Theresa May e la sfida del Regno Unito

L’Inghilterra si è letteralmente tuffata in una sfida che può essere definita come una vera e propria rivoluzione. Nessuno si aspettava la vittoria del Brexit, tanto da non anticipare le conseguenze pratiche dell’evento: proseguire o meno le relazioni con l’Unione Europea? Nessun piano di azione dunque. La loro incapacità di designare un altro candidato alla guida del partito conservatore è stata una prova più che evidente in questo senso. Eppure, questa rivoluzione procede, e le rivoluzioni, si sa, schiacciano sempre tutto ma spesso finiscono in tragedia.

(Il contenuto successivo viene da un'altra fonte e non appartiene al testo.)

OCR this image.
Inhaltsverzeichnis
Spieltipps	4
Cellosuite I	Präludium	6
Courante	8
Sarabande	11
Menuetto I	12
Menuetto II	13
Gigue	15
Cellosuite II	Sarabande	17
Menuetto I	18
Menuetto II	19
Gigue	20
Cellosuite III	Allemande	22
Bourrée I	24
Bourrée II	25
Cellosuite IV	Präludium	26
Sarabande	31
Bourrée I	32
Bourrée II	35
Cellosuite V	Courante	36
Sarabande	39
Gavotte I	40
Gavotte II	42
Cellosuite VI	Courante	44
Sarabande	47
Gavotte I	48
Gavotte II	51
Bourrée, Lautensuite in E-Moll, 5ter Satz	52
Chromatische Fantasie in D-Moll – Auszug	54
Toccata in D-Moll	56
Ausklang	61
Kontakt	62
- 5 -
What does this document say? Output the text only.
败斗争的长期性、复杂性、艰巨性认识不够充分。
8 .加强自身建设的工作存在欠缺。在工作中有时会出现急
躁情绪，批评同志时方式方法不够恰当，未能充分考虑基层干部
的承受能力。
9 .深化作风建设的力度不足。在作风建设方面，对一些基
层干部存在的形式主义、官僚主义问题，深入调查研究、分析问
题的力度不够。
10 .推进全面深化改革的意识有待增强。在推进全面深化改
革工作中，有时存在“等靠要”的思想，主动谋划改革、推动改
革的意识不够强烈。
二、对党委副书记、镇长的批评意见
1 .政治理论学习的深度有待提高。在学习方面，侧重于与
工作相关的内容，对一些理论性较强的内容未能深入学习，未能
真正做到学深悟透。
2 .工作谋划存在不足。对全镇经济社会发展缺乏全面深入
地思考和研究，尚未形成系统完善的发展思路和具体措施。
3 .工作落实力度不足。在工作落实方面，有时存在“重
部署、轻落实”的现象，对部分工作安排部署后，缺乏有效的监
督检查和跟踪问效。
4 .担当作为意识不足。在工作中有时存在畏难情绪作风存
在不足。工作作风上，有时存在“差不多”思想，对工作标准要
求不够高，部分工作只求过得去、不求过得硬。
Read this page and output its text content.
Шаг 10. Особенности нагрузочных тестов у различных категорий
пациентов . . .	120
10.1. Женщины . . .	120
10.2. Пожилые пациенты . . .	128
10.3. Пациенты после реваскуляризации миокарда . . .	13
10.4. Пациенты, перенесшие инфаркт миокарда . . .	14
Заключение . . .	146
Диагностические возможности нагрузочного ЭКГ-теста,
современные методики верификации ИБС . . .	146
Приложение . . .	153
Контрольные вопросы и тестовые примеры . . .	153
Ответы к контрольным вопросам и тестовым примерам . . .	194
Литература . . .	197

La logica economica si attende dal nuovo esecutivo un accesso al mercato unico europeo così come la riduzione dell’immigrazione. Eppure, è proprio questa politica che la destra nazionalista pone come obiettivo fondamentale. Tuttavia, Theresa May, sostenitrice del “remain”, darà certamente del filo da torcere ai conservatori. Fino a dove si spingerà in materia di controllo dell’immigrazione? Come si comporterà in seguito all’uscita da tutte le strutture europee? Scelte che potrebbero determinare la recessione economica o peggio un crack finanziario.

I mercati e le imprese forniranno il loro inequivocabile verdetto. Di fronte al panico degli investitori, metà dei fondi immobiliari commerciali sono stati sospesi. La maggior parte delle grandi aziende hanno bloccato il loro progetti di investimento. Altri hanno deciso di lasciare il paese. La sterlina ha raggiunto il suo valore più basso da 31 anni.

La maggior parte degli economisti e degli esperti considerano che l’inquietudine legata al futuro dell’architettura degli scambi genererà un aumento del volume delle esportazioni, proprio come successo nel 2009. Di fronte all’aumento dei prezzi dei prodotti importati, il potere d’acquisto dei consumatori si ridurrà notevolmente, senza speranza di miglioramento.

Le strutture economiche e finanziarie dell’Inghilterra, membro dell’Unione Europea da quarant’anni, sono chiaramente molto legate all’Unione come per i passaporti europei che permettono indistintamente alle banche inglesi di operare in qualsiasi paese dell’Unione. Il deficit del paese rappresenta più del 5% del PIL (Prodotto Interno Lordo). A questo punto, l’Inghilterra appare profondamente debole finanziariamente e deve ora necessariamente riorganizzarsi. I sostenitori del Brexit continuano ad ignorare il rischio di una crisi bancaria, nonostante la grande probabilità evidente.

Tra le possibilità di affrontare la situazione ci sarebbe l’integrazione dello spazio economico Europeo (EEE) secondo l’opzione norvegese, grazie alla quale il Regno Unito potrebbe mantenere il suo accesso al mercato unico. Se non altro, permetterebbe il proseguo dei flussi commerciali, finanziari evitando di fatto il rischio di una crisi bancaria. Unica opzione razionale

I governi europei però non hanno mostrato nessuna intenzione di collaborare, massima intransigenza nei confronti di uno Stato percepito come traditore. Nemmeno per procedere in questa direzione.  Il Regno Unito dovrà inevitabilmente accettare alcuni compromessi, nonostante le evidenti difficoltà di natura economica.

Gli storici che dovranno spiegare la nostra epoca avranno certamente non poche difficoltà per spiegare quanto accaduto, come ad esempio la facilità con la quale i sostenitori del Brexit hanno appoggiato la causa. Quello che è certo, è che siamo giunti al momento di scoprire la verità e gli effetti di questa scelta storica. Theresa May, in bocca al lupo! La patata non è bollente ma rovente.